We employed three metrics to assess text readability and compared the generated evaluation reports with the training labels to obtain the average similarity parameter in our experiment (Table 4). Text readability can be used to measure the complexity of text. We used the cntext⁴⁴ (a highly-rated text analysis Python library) to calculate the readability of the evaluation reports. In its methodology, “Readability1” represents the average number of characters per clause, while “Readability2” indicates the proportion of adverbs and conjunctions in each sentence. A lower proportion suggests that the sentence is easier to read. “Readability3” is the average of these two metrics. We reported the similarities calculated using two different algorithms: cosine similarity and Jaccard similarity, as shown below:

$${\rm{cosine}}\_{\rm{similarity}}=\frac{A\cdot B}{\parallel A\parallel \parallel B\parallel }$$

$${\rm{Jaccard}}\_{\rm{similarity}}=\frac{| A\cap B| }{| A\cup B| }$$

Table 4 Experiments on teacher lecture reports generated by fine-tuned LLMs.

Full size table

We split the teacher lecture data into an 8:2 ratio for the training and validation sets and conducted experimental evaluations on the separate validation sets. We compared two other currently popular and highly performant large language models: Qwen⁴⁵ and LLaMA⁴⁶. The results show that Baichuan2’s evaluation reports have better readability and highlight its unique strengths in the Chinese education domain. Based on the experimental data, it can be observed that our evaluation report dataset exhibits good readability. The content of evaluation reports accurately and truthfully reflects the actual teaching circumstances of teachers, possessing strong reference value. We conducted a manual inspection of the generated lecture evaluation reports to perform an error analysis. The error analysis revealed that, due to the limited coverage of dialogues in the transcripts, approximately 20% of the reports underestimated the “Teacher-Student Interaction” scores. This finding inspires future research to integrate multimodal cues (e.g., video-based interaction detection) to improve accuracy.

Instructional design

We developed a comprehensive methodology that integrates instructional designs, teaching videos, and teacher lecture transcripts to meticulously annotate the teaching processes encapsulated within the instructional designs. To validate the effectiveness and utility of the instructional design sub-dataset, we performed experiments to evaluate multiple dimensions of instructional designs based on the characteristics of pedagogy^47,48. The evaluation criteria encompass preliminary analysis, the clarity of teaching objectives, the design of the teaching process, and adherence to documentation standards. These criteria ensure a precise analysis of the knowledge structure and the accuracy of the instructional content. Additionally, the evaluation scrutinizes the presentation methods, the integration of new curriculum concepts, and the employed learning methods, along with the formatting and layout⁴⁹. We present the experimental results of the instructional design sub-dataset in Table 5.

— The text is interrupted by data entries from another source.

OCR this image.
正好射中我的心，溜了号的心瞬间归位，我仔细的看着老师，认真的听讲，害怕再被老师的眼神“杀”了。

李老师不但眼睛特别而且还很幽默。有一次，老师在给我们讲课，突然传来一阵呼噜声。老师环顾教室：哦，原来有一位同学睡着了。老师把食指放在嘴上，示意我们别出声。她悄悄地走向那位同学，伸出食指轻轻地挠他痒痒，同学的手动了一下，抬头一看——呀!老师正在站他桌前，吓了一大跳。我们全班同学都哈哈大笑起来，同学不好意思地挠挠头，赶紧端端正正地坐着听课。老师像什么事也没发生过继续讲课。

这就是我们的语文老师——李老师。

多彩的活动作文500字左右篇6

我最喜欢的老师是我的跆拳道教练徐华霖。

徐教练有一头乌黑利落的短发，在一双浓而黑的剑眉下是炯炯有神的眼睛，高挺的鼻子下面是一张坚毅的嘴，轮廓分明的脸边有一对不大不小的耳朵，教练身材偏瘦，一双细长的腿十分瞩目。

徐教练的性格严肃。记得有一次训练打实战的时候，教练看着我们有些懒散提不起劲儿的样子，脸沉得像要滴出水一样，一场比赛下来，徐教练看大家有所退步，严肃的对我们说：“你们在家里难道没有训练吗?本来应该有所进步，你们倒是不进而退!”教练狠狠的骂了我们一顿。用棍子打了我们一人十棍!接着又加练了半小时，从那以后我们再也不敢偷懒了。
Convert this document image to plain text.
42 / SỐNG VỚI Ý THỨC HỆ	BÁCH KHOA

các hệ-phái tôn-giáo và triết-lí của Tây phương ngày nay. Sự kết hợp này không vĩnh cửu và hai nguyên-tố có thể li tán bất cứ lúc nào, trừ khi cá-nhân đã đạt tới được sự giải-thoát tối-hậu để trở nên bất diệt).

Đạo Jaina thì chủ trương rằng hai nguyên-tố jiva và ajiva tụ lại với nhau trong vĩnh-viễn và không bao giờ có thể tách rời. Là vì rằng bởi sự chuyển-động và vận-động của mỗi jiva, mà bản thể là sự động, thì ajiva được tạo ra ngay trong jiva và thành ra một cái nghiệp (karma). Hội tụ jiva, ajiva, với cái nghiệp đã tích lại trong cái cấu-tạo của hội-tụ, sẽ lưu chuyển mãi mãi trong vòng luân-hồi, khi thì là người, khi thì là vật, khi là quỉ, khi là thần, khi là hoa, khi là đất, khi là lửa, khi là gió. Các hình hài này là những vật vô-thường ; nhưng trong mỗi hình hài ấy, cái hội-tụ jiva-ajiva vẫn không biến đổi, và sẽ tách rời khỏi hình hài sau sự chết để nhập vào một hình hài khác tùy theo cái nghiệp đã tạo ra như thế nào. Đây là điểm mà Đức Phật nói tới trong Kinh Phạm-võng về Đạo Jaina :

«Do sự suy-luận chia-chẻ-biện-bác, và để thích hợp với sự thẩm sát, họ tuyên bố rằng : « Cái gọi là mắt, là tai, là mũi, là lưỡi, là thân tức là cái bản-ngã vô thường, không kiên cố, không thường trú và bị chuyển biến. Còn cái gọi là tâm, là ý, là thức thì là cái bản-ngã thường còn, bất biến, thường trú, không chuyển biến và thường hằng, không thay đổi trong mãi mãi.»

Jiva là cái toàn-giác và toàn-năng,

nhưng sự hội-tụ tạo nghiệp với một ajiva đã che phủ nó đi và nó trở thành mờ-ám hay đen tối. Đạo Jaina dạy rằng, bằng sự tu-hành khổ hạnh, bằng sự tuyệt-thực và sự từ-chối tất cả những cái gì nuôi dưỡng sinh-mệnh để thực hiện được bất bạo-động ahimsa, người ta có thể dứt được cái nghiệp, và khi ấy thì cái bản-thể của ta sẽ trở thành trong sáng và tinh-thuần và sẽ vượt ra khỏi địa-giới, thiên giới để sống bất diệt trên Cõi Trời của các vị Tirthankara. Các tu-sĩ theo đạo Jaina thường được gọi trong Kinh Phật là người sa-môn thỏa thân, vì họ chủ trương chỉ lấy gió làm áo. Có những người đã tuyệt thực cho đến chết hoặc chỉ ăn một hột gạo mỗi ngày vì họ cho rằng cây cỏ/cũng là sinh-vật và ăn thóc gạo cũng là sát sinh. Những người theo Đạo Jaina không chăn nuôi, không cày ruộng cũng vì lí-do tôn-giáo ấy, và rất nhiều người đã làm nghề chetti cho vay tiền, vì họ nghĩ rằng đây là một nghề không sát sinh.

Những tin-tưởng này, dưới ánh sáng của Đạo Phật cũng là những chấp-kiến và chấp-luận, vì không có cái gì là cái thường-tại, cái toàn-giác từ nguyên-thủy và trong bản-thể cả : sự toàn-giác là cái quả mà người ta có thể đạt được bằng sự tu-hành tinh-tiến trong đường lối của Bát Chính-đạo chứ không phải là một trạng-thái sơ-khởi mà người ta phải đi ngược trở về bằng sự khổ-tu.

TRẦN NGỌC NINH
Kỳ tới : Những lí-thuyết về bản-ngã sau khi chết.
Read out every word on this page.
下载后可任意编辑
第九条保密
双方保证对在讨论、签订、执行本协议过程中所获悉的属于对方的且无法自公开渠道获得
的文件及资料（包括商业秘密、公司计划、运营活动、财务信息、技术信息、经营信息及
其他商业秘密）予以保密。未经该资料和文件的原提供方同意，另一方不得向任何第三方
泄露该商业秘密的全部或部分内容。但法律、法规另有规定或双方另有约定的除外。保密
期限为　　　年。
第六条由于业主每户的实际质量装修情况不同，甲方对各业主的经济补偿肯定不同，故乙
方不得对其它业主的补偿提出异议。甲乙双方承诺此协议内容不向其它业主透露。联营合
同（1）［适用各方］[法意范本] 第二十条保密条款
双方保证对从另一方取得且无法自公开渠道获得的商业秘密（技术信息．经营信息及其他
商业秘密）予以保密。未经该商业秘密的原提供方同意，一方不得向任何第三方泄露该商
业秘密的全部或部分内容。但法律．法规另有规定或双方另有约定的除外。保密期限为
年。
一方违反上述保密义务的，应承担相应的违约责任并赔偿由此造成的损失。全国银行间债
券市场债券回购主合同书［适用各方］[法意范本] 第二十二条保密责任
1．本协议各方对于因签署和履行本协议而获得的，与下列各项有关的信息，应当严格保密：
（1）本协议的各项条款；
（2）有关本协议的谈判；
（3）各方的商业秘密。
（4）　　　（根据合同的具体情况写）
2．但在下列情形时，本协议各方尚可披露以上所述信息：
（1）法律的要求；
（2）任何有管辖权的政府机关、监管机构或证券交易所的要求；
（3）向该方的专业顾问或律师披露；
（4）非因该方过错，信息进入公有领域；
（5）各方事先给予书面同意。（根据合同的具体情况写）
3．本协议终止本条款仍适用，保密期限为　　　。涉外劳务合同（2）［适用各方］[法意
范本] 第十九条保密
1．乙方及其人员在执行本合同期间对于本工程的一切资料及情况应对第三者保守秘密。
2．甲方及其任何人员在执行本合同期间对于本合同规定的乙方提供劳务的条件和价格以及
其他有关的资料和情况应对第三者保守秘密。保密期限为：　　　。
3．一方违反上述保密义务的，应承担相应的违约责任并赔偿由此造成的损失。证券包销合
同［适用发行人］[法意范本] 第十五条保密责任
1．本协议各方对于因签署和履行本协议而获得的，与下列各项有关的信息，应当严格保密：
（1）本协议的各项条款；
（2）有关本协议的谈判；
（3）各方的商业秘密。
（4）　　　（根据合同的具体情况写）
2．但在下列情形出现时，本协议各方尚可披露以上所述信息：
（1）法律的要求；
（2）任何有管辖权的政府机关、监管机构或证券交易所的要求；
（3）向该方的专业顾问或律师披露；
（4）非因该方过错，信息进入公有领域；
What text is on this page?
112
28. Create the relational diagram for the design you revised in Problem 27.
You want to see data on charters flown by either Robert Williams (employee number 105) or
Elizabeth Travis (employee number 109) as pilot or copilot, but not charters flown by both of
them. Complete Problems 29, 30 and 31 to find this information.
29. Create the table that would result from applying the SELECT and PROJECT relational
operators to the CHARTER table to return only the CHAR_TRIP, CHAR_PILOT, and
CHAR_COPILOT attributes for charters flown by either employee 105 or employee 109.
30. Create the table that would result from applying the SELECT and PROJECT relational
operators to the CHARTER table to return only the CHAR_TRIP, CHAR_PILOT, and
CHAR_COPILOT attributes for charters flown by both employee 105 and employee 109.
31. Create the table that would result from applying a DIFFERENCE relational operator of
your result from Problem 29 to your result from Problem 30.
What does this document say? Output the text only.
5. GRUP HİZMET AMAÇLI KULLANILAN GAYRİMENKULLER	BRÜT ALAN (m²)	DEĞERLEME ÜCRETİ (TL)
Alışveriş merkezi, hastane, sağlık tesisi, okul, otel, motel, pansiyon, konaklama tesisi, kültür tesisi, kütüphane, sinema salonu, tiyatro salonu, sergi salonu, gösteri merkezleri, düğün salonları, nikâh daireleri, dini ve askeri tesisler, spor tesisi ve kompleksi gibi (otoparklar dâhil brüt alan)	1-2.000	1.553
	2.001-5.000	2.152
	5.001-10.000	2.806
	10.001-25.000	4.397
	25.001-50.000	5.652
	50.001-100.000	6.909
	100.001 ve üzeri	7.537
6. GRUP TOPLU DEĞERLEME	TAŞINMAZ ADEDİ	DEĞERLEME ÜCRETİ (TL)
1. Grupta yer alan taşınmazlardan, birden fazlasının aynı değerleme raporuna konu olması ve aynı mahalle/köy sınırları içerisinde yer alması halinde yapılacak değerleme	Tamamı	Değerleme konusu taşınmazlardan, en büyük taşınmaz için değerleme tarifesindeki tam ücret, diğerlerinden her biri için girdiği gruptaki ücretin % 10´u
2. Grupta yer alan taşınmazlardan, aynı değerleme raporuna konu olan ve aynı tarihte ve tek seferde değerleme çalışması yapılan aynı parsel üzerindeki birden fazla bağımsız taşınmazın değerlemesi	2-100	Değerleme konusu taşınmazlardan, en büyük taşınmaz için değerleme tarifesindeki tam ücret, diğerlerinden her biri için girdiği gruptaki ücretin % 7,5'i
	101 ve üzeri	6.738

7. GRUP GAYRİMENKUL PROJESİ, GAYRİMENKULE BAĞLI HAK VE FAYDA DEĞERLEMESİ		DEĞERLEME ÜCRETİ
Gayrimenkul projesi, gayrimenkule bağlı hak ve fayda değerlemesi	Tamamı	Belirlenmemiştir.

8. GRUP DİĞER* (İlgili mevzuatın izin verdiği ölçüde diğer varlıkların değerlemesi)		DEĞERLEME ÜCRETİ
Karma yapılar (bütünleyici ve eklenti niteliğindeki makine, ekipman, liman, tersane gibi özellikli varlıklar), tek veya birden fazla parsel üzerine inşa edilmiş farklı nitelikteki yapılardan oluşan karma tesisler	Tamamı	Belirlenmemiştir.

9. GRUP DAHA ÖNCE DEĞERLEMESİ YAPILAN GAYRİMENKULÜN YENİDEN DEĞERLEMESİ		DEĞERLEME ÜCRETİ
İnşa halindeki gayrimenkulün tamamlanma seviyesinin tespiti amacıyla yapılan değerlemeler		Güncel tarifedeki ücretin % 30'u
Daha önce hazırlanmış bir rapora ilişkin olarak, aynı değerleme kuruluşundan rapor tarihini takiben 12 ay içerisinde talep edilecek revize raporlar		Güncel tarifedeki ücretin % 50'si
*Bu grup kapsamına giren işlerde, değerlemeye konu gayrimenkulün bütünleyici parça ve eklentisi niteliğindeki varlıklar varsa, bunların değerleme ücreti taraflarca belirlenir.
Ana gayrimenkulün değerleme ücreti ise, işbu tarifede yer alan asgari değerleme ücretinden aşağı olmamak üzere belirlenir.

Table 5 Experimental results of the instructional design sub-dataset.

Full size table

Usage Notes

We provide a detailed data usage guide to facilitate data reuse and related research. In the teacher action detection sub-dataset, we use the mmaction2⁵⁰ framework for training and testing. The modified mmaction2 code and pre-trained weights have been uploaded. Users can reuse and reproduce the experiments using the provided script commands. Data users can utilize the provided script commands to reuse and reproduce the experiments, and they can leverage the teacher detection sub-dataset to train and test their own detection models. Additionally, a demo script is provided for visualization of action detection. Data users can obtain target and action detection results for each second of a teacher’s lecture video by uploading the video. For the teacher lecture evaluation sub-dataset, we provide the Baichuan2 large language model code and fine-tuning data. Users can reproduce the fine-tuning process using the provided fine-tuning script and generate evaluation reports by invoking the fine-tuned model with the provided generation script. Users can also leverage LLaMA-Factory⁵¹ (a framework for efficient training and fine-tuning of large language models) to experiment with other large language models. Data users can also directly input teacher lecture text and customize prompt words for large language models to generate personalized teacher lecture evaluation reports. In our study, we used a GPU A6000 with 48GB of memory for data processing and model training. The computational requirements of different benchmark models vary depending on their size, with fine-tuning large language models needing higher memory. The computational resource requirements and the environment needed for the code are detailed in the dataset usage instructions.

Application scenarios

Teaching Practices Improvement

We categorized six common teaching actions in the teaching action detection sub-dataset. For instance, using beat gestures can better improve learner engagement and emphasize key points. Descriptive gestures have the power to enhance learners’ understanding of important material and pique their curiosity. These detailed teaching action data can support research in teaching behavior detection. By identifying and analyzing teaching behaviors, these data offer educators insightful visual feedback on their instructional practices. This feedback motivates educators to incorporate a diverse repertoire of teaching actions, emphasize critical content, and foster greater interaction with students.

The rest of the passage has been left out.